The key insight: for a 100 MB COG where your bbox only covers 1% of the image, you transfer ~1 MB and decompress ~1 MB. The stac composite pipeline composes this with strip processing so even very wide STAC extents have bounded peak memory.

See STAC integration philosophy for why the design chose this path over the alternatives (download-then-process, or GDAL-VSI-based access).

Why workspaces pin internal versions loosely

The ten crates share a version via [workspace.package] and reference each other with version = "0.7" (caret range) plus path = "../core". Local builds always use the path; crates.io resolution uses the version.
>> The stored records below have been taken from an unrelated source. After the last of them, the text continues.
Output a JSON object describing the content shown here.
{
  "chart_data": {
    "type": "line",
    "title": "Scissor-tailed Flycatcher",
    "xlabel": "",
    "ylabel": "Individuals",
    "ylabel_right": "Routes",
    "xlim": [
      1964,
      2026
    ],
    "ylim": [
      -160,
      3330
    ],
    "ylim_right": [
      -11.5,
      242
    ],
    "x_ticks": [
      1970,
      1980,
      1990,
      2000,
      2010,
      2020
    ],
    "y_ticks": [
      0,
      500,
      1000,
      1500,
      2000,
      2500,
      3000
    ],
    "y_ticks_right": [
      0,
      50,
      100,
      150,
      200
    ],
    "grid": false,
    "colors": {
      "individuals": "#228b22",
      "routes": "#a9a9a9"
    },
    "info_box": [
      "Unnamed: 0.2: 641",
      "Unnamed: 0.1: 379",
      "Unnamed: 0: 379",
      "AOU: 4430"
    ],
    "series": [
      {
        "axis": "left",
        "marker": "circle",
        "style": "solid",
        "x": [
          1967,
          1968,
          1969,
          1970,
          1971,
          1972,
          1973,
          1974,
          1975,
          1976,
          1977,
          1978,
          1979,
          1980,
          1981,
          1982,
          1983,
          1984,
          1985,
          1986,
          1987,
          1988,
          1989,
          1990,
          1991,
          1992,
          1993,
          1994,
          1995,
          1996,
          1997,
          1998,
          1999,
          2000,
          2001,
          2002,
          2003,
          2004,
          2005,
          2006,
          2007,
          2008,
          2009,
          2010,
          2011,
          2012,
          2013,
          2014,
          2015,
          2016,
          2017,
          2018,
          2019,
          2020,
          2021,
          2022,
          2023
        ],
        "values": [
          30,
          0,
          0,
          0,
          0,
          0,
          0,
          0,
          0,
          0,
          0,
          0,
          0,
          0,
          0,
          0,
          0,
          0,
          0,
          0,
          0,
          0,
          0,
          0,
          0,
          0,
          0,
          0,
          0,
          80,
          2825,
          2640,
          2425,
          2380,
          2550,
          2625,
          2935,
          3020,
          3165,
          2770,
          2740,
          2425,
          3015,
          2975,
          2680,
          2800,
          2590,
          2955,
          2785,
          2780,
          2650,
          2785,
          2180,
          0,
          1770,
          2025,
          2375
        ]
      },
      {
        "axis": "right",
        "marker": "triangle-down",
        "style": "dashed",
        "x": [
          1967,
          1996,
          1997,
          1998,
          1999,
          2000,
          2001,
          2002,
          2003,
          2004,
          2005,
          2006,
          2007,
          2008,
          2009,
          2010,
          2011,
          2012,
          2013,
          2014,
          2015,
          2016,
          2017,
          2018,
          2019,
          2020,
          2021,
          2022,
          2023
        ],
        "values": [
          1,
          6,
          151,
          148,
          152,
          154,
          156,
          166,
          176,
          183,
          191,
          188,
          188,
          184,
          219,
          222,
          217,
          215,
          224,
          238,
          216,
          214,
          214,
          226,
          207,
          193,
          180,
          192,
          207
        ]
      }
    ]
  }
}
This means:

  • Bumping any one crate breaks the build unless they all bump together.
  • Cutting a release = one version bump in the root Cargo.toml, one cargo publish per crate in dependency order.
  • cargo update picks up patch releases automatically; a minor bump (v0.7 → v0.8) requires consumers to update their dependency declaration.

This is heavier than publishing one monolithic crate, but it lets someone embed surtgis-core in a low-footprint context without dragging in the CLI or the cloud stack.